The embodiments above have been described in relation to traditional 2D cartography, similar to a traditional paper map and thus providing image data in a form which is very convenient and reliable for the user. It will be appreciated that the example embodiments provide a lightweight, efficient yet very powerful mechanism for implementing 2D raster cartography which changes over time, to produce animated raster cartography. Thus, considering a handheld unit used in the field, the map device now presents traditional 2D raster cartography, but with map information which changes dynamically in relation to the time of year, or even time of day, in relation to those parts of the map which have been dynamically defined as discussed herein. Further, the same original map dataset is capable of offering multiple different dynamic behaviours simultaneously, by referring to different equations for different dynamic pixel behaviours.

The time-varying nature of the dynamic pixels further allows a series of static images to be generated and displayed in sequence, which illustrate evolution of the cartographic information over time. This is similar to a 'flicker- book' effect, but without needing to store many hundreds or thousands of individual images each representing a different time point.

The animated raster cartography allows the map device to demonstrate time-based dynamic behaviours over long periods, e.g. mapping the evolution of a town or city over tens or hundreds of years. Hence, this efficient mechanism for providing animated raster cartography is expected to be implemented in many different specific cartographic fields.

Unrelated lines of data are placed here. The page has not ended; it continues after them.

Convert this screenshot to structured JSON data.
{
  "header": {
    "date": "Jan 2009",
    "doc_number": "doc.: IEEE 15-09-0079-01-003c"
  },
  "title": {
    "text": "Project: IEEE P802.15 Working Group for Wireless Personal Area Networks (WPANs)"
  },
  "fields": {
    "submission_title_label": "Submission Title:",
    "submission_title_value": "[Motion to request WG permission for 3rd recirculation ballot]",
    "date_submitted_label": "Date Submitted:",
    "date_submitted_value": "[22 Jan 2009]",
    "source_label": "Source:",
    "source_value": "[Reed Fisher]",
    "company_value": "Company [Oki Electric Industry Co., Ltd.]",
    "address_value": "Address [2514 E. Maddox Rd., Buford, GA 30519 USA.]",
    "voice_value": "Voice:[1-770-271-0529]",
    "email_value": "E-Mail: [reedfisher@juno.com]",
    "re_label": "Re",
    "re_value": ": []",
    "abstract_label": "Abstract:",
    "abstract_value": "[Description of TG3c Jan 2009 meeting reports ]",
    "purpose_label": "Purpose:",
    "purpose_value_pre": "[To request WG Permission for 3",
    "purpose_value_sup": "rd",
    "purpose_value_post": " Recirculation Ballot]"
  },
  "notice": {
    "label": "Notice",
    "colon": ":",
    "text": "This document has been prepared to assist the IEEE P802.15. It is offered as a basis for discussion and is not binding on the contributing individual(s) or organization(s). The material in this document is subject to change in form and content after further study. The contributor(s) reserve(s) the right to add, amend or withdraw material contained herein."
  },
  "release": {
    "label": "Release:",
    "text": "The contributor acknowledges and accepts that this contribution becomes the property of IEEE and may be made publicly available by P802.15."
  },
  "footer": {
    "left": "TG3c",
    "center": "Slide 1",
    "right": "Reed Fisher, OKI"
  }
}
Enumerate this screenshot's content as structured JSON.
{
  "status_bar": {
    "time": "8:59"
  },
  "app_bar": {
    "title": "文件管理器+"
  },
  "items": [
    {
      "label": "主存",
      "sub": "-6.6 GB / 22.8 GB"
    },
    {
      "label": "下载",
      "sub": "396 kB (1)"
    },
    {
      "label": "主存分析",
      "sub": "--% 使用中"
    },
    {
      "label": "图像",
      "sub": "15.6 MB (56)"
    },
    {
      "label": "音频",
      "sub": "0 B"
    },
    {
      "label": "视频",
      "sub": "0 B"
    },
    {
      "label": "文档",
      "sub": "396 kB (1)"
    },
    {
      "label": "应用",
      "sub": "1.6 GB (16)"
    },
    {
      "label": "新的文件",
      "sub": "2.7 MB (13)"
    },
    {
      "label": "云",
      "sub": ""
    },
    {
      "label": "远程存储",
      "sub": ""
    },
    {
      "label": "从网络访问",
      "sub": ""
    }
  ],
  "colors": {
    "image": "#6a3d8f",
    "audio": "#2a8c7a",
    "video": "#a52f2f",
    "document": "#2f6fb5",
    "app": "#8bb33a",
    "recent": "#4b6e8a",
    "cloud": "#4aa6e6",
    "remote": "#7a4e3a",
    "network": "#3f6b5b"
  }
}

The example embodiments can also be considered in relation to 3D mapping. A terrain layer may also be associated with each of the base images or tiles 401 to present a 3D image. The terrain layer may store height posts over the area of interest, and the 2D colour images are then overlaid by a 3D graphics processor allowing the user to fly through the landscape and gain a greater understanding of the surface topology.

It will be appreciated that animated raster cartography is a powerful feature providing much greater information content in a wide variety of situations, but has been implemented in an efficient and lightweight mechanism which makes best use of available hardware resources.

At least some embodiments of the invention may be constructed, partially or wholly, using dedicated special-purpose hardware. Terms such as 'component', 'module' or 'unit' used herein may include, but are not limited to, a hardware device, such as a Field Programmable Gate Array (FPGA) or Application Specific Integrated Circuit (ASIC), which performs certain tasks. Alternatively, elements of the invention may be configured to reside on an addressable storage medium and be configured to execute on one or more processors. Thus, functional elements of the invention may in some embodiments include, by way of example, components, such as software components, object-oriented software components, class components and task components, processes, functions, attributes, procedures, subroutines, segments of program code, drivers, firmware, microcode, circuitry, data, databases, data structures, tables, arrays, and variables. Further, although the example embodiments have been described with reference to the components, modules and units discussed below, such functional elements may be combined into fewer elements or separated into additional elements.

Although the example embodiments have been shown and described in detail, it will be appreciated by those skilled in the art that various changes and modifications might be made without departing from the scope of the invention, as defined in the appended claims.